Why Waiting in Line is Torture

Perhaps the biggest influence on our feelings about lines, though, has to do with our perception of fairness. When it comes to lines, the universally acknowledged standard is first come first served: any deviation is, to most, a mark of iniquity and can lead to violent queue rage. Last month a man was stabbed at a Maryland post office by a fellow customer who mistakenly thought he’d cut in line. Professor Larson calls these unwelcome intrusions “slips” and “skips.”

The demand for fairness extends beyond mere self-interest. Like any social system, lines are governed by an implicit set of norms that transcend the individual. A study of fans in line for U2 tickets found that people are just as upset by slips and skips that occur behind them, and thus don’t lengthen their wait, as they are by those in front of them.

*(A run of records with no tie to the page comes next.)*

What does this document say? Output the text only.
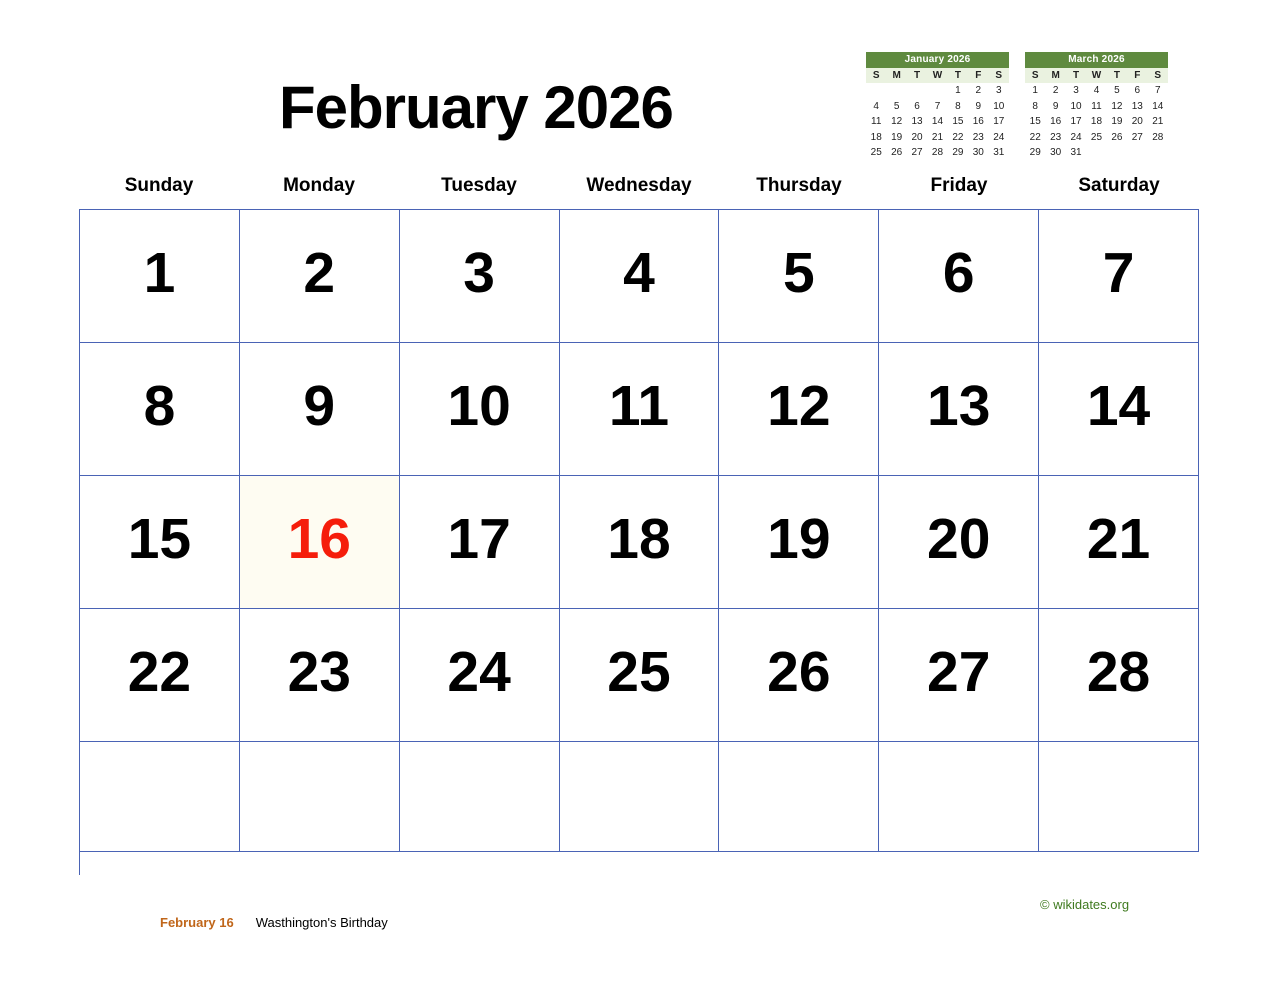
February 2026
January 2026
S	M	T	W	T	F	S
				1	2	3
4	5	6	7	8	9	10
11	12	13	14	15	16	17
18	19	20	21	22	23	24
25	26	27	28	29	30	31
March 2026
S	M	T	W	T	F	S
1	2	3	4	5	6	7
8	9	10	11	12	13	14
15	16	17	18	19	20	21
22	23	24	25	26	27	28
29	30	31				
Sunday	Monday	Tuesday	Wednesday	Thursday	Friday	Saturday
1 2 3 4 5 6 7
8 9 10 11 12 13 14
15 16 17 18 19 20 21
22 23 24 25 26 27 28
© wikidates.org
February 16 Wasthington's Birthday
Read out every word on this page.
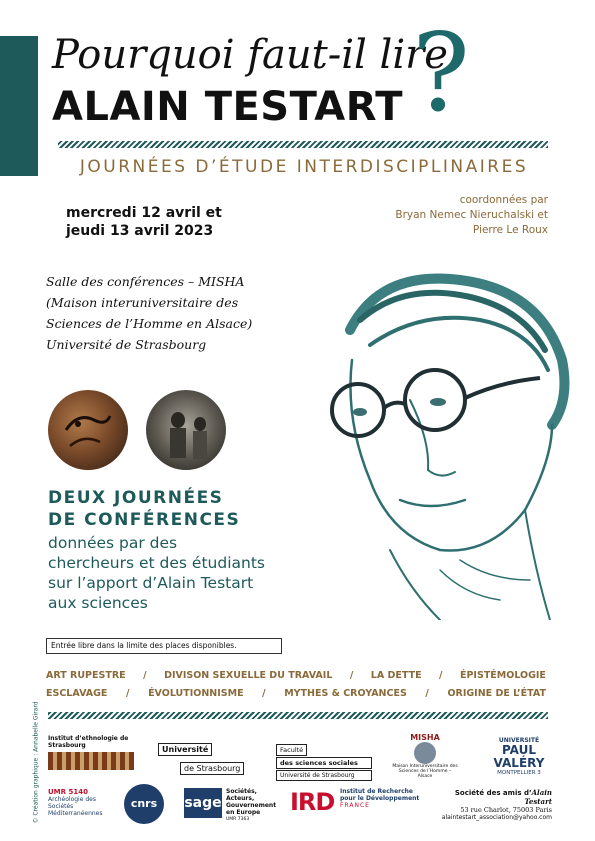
Pourquoi faut-il lire
ALAIN TESTART ?
JOURNÉES D’ÉTUDE INTERDISCIPLINAIRES
mercredi 12 avril et
jeudi 13 avril 2023
coordonnées par
Bryan Nemec Nieruchalski et
Pierre Le Roux
Salle des conférences – MISHA
(Maison interuniversitaire des
Sciences de l’Homme en Alsace)
Université de Strasbourg
DEUX JOURNÉES
DE CONFÉRENCES
données par des
chercheurs et des étudiants
sur l’apport d’Alain Testart
aux sciences
Entrée libre dans la limite des places disponibles.
ART RUPESTRE / DIVISON SEXUELLE DU TRAVAIL / LA DETTE / ÉPISTÉMOLOGIE
ESCLAVAGE / ÉVOLUTIONNISME / MYTHES & CROYANCES / ORIGINE DE L’ÉTAT
© Création graphique : Annabelle Girard Institut d’ethnologie de Strasbourg	Université de Strasbourg
Faculté
des sciences sociales
Université de Strasbourg
MISHA
Maison Interuniversitaire des Sciences de l’Homme – Alsace
UNIVERSITÉ
PAUL VALÉRY
MONTPELLIER 3
UMR 5140
Archéologie des Sociétés Méditerranéennes
cnrs	sage
Sociétés, Acteurs, Gouvernement en Europe
UMR 7363
IRD Institut de Recherche pour le Développement
FRANCE
Société des amis d’Alain Testart
53 rue Charlot, 75003 Paris
alaintestart_association@yahoo.com
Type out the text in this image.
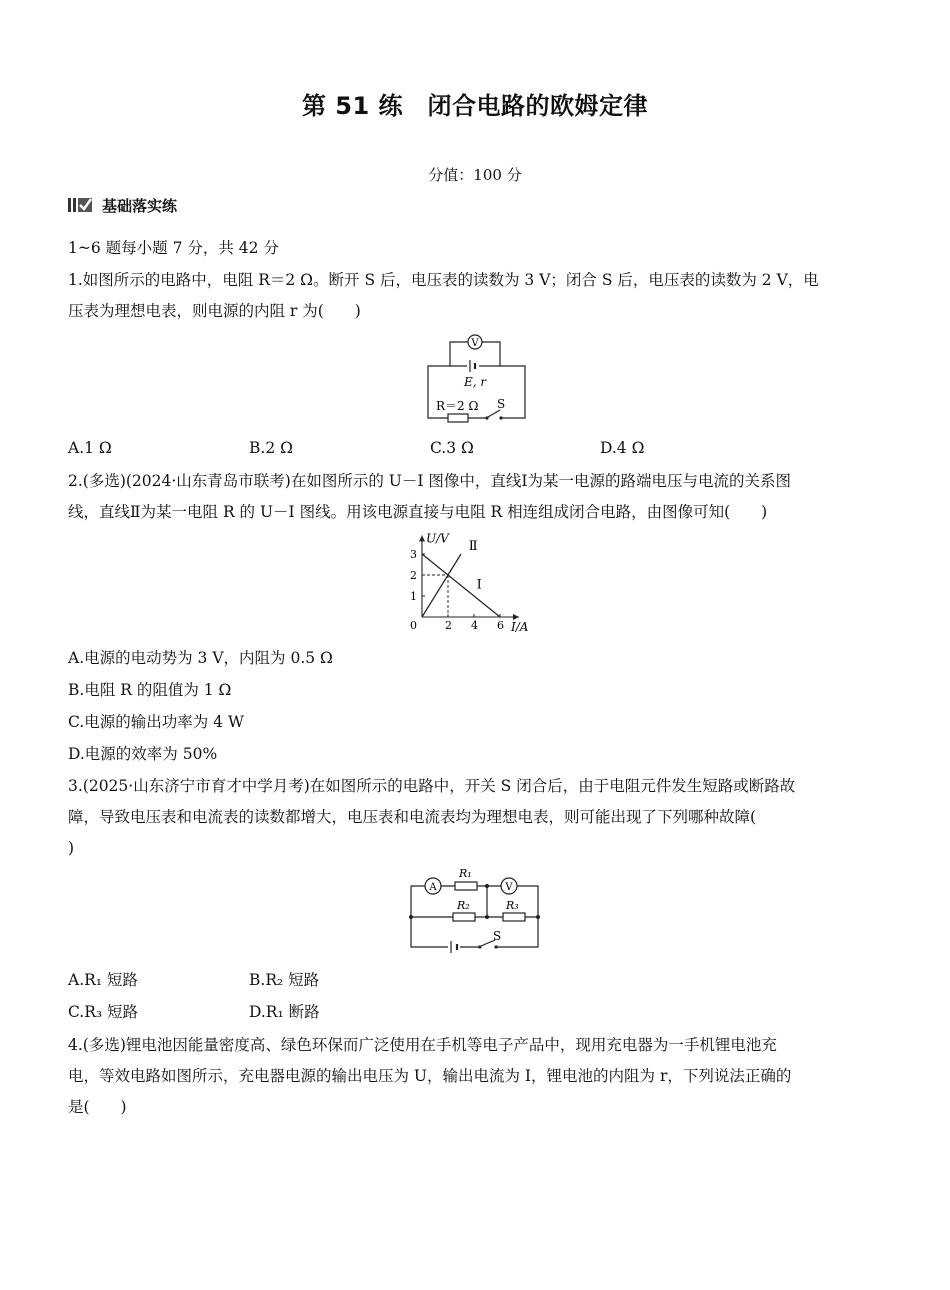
第 51 练　闭合电路的欧姆定律
分值：100 分
基础落实练
1~6 题每小题 7 分，共 42 分
1.如图所示的电路中，电阻 R＝2 Ω。断开 S 后，电压表的读数为 3 V；闭合 S 后，电压表的读数为 2 V，电
压表为理想电表，则电源的内阻 r 为(　　)
V
E, r
R＝2 Ω S
A.1 Ω	B.2 Ω	C.3 Ω	D.4 Ω
2.(多选)(2024·山东青岛市联考)在如图所示的 U－I 图像中，直线Ⅰ为某一电源的路端电压与电流的关系图
线，直线Ⅱ为某一电阻 R 的 U－I 图线。用该电源直接与电阻 R 相连组成闭合电路，由图像可知(　　)
U/V
I/A
0	2 4 6
1
2
3
Ⅰ
Ⅱ
A.电源的电动势为 3 V，内阻为 0.5 Ω
B.电阻 R 的阻值为 1 Ω
C.电源的输出功率为 4 W
D.电源的效率为 50%
3.(2025·山东济宁市育才中学月考)在如图所示的电路中，开关 S 闭合后，由于电阻元件发生短路或断路故
障，导致电压表和电流表的读数都增大，电压表和电流表均为理想电表，则可能出现了下列哪种故障(
)
A
R₁
V
R₂	R₃
S
A.R₁ 短路	B.R₂ 短路
C.R₃ 短路	D.R₁ 断路
4.(多选)锂电池因能量密度高、绿色环保而广泛使用在手机等电子产品中，现用充电器为一手机锂电池充
电，等效电路如图所示，充电器电源的输出电压为 U，输出电流为 I，锂电池的内阻为 r，下列说法正确的
是(　　)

Surveys show that many people will wait twice as long for fast food, provided the establishment uses a first-come-first-served, single-queue ordering system as opposed to a multi-queue setup. Anyone who’s ever had to choose a line at a grocery store knows how unfair multiple queues can seem; invariably, you wind up kicking yourself for not choosing the line next to you moving twice as fast.

But there’s a curious cognitive asymmetry at work here. While losing to the line at our left drives us to despair, winning the race against the one to our right does little to lift our spirits. Indeed, in a system of multiple queues, customers almost always fixate on the line they’re losing to and rarely the one they’re beating.